Eine breite Mehrheit
Die EU-kritischsten Parteien im Folketing sind die Dansk Folkeparti (DF) und die Enhedslisten (Einheitsliste). Die Radikalen, die Alternativen und SF streben nun an, gemeinsam mit Venstre, der Liberalen Allianz, den Konservativen und den Sozialdemokraten eine blockübergreifende Vereinbarung zu schließen, dass niemals eine Volksabstimmung über die EU-Mitgliedschaft ausgeschrieben wird.
Kritik vom DF-Fraktionsvorsitzenden Peter Skaarup folgte prompt. Seiner Ansicht nach könne es nicht im Interesse Dänemarks sein, im Vornherein Beschlüsse zu fassen, die einem später in bestimmten Situationen die Hände binden könnten.
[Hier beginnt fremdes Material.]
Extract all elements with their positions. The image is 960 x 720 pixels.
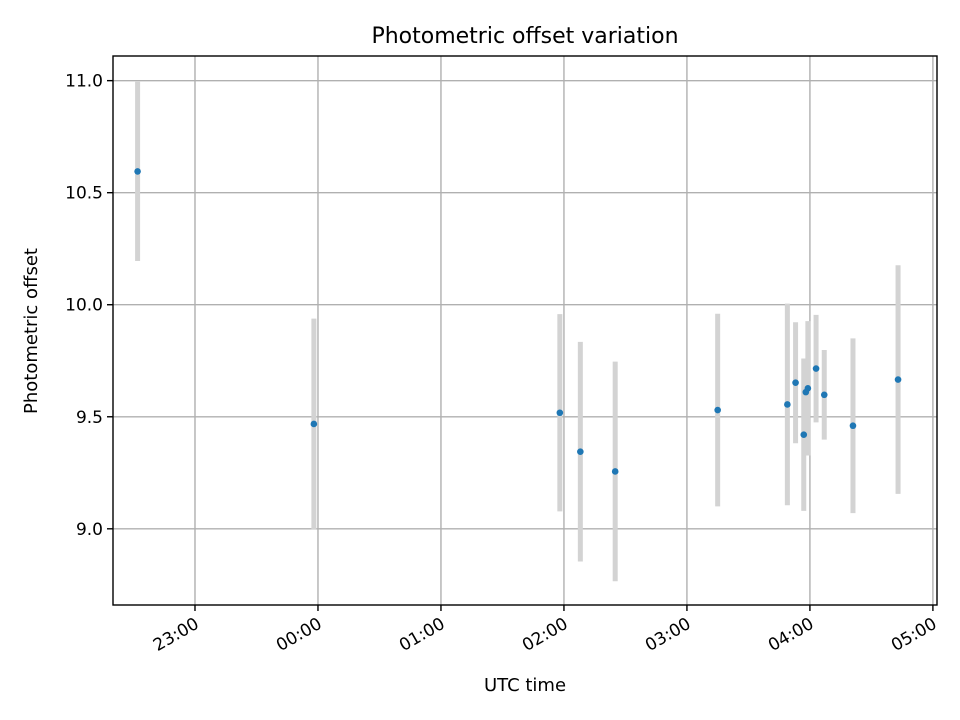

Von DF nicht erpressen lassen
Die Motivation der Radikalen für eine Vereinbarung hängt vor allem mit der Angst zusammen, dass die Dansk Folkeparti künftig die Forderung nach einer Volksabstimmung als Druckmittel benutzten könnte, wenn es darum geht, einen neuen Staatsminister zu ernennen. Ein Gedankengang, den auch der europapolitische Sprecher der Partei Venstre, Jan E. Jørgensen teilt. Auch er befürchtet, dass die Dansk Folkeparti ein Referendum erpressen könnte, in dem es nur einem Staatsminister zustimmt, der eine Abstimmung erlaubt.
Staatsminister: Vereinbarung über eine EU-Abstimmung würde nur schaden
Sie würde kritischen Stimmen nur als Entschuldigung dienen, eine Debatte gegen die EU anzustoßen, meint Lars Løkke Rasmussen. Auch die Sozialdemokraten halten nichts von der Idee.Es schadet der EU-Debatte nur, wenn eine politische Mehrheit eine Vereinbarung darüber schließt, dass es niemals eine Volksabstimmung über die dänische EU-Mitgliedschaft geben wird. Dieser Meinung ist Staatsminister Lars Løkke Rasmussen (Venstre).
Der Staatsminister sieht dafür allerdings keinen Grund: „Es gibt überhaupt keine Planungen dafür. Dänemark gehört zur EU – und das wird so bleiben, solange ich das Sagen habe. Wir werden darüber keine Volksabstimmung abhalten“, so Løkke. Er sei der Meinung, dass es kritischen Stimmen nur als Entschuldigung diene, eine EU-kritische Debatte anzustoßen, wenn man etwas vereinbare, dass sowieso offensichtlich sei und hinter dem eine große Mehrheit auf Christiansborg stehe.
Auch bei den Sozialdemokraten stößt die Idee nach einer Absprache nicht auf Zustimmung – obwohl die Partei der EU-Zusammenarbeit gegenüber positiv eingestellt ist. „Ich finde nicht, dass so eine Vereinbarung nötig ist. Jede Partei soll selbst festlegen, welche Meinung sie vertritt. Unsere Haltung ist, dass heute eine große Verunsicherung in der Welt herrscht und wir Europäer zusammenhalten müssen“ so die Vorsitzende, Mette Frederiksen.